Outro fator importante a considerar quando se investiga a natureza do preconceito é o medo. Os grupos humanos vivem com medo um dos outros sem que se possa esclarecer, muitas vezes, a sua origem ou as suas razões. Os grupos representam, uns para os outros, perigo em potencial. Geralmente, procura-se um "culpado", o grupo que teria dado início a essa onda de medo recíproca.
Ocorre que, como bem aponta Elias, procurar o início de um conflito é geralmente inútil, pois no encontro de dois pontos em movimento não há como se estabelecer o seu ponto de partida. Daí porque essa não é uma forma apropriada de enfrentar a questão. Tais questões permanecem, assim, como tópicos a serem enfrentados numa análise mais profunda das relações entre os diversos grupos.
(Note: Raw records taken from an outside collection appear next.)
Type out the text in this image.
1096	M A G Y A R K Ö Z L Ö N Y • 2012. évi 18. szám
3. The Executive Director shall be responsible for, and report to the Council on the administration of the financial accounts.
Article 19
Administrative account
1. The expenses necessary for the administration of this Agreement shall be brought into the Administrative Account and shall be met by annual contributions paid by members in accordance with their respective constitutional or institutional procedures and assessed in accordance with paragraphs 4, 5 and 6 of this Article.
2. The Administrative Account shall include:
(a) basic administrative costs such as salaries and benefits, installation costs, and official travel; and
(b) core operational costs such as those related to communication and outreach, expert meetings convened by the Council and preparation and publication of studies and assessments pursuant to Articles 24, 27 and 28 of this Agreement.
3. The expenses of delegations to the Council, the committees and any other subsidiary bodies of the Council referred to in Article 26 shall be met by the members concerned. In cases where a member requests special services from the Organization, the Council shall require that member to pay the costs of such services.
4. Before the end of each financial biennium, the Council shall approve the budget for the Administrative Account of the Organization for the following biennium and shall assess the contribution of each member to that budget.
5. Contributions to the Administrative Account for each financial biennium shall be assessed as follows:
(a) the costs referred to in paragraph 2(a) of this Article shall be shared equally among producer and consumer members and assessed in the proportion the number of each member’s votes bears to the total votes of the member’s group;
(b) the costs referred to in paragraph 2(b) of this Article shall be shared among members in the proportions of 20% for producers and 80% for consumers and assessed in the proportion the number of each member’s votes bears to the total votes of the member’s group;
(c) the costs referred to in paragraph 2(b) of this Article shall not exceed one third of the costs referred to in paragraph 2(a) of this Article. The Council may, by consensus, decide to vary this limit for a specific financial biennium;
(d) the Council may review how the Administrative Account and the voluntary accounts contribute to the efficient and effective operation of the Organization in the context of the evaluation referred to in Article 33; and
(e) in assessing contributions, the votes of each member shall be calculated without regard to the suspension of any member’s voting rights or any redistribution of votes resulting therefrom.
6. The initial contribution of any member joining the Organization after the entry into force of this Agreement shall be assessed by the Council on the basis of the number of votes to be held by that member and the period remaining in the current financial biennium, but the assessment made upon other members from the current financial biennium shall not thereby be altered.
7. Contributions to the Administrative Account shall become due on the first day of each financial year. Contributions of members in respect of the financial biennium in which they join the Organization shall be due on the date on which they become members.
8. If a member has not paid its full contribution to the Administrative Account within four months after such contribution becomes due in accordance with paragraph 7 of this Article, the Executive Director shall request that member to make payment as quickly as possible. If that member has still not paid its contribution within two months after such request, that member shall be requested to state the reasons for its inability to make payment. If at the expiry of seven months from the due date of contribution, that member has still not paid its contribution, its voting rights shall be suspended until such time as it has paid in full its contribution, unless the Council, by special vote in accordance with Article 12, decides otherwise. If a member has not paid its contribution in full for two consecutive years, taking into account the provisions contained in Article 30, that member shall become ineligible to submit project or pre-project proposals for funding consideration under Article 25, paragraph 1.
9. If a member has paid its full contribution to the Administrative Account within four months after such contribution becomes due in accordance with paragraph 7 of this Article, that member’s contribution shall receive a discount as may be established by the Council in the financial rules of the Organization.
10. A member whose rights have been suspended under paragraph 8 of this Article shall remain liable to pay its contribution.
No "Posfácio à Edição Alemã", inserido na edição brasileira, Elias faz menção de duas situações nas quais a relação estabelecidos-outsiders pode ser considerada paradigmática: o nazismo e as organizações racistas do tipo Ku-Klux-Klan. O movimento nazista, diz Elias, "foi um bom exemplo para um modelo de relação que é possível achar no mundo todo. Ele eleva a si próprio ao coroamento da humanidade, ao tipo humano mais valioso, que é convocado pela natureza para dominar todo os outros grupos. Os judeus eram considerados como contraponto, como parte menos valiosa da humanidade".
A reflexão em torno do nazismo é uma recorrente na obra de Elias. Nada mais natural, visto ser o resultado de suas próprias convicções, segundo as quais o destino social de um grupo tem reflexos no comportamento do indivíduo e na consciência do "eu". É o próprio Elias que, em Elias por ele mesmo (ainda não traduzido no Brasil), reconhece que as experiências relacionadas à sua condição de judeu na Alemanha - estar ligado culturalmente à Alemanha, mas ao mesmo tempo inserido num grupo social menosprezado, cujo destino social teria reflexos em seu comportamento bem como na consciência que tinha de si mesmo - foram, em muitos aspectos, inseridas na teoria sociológica dos estabelecidos e outsiders.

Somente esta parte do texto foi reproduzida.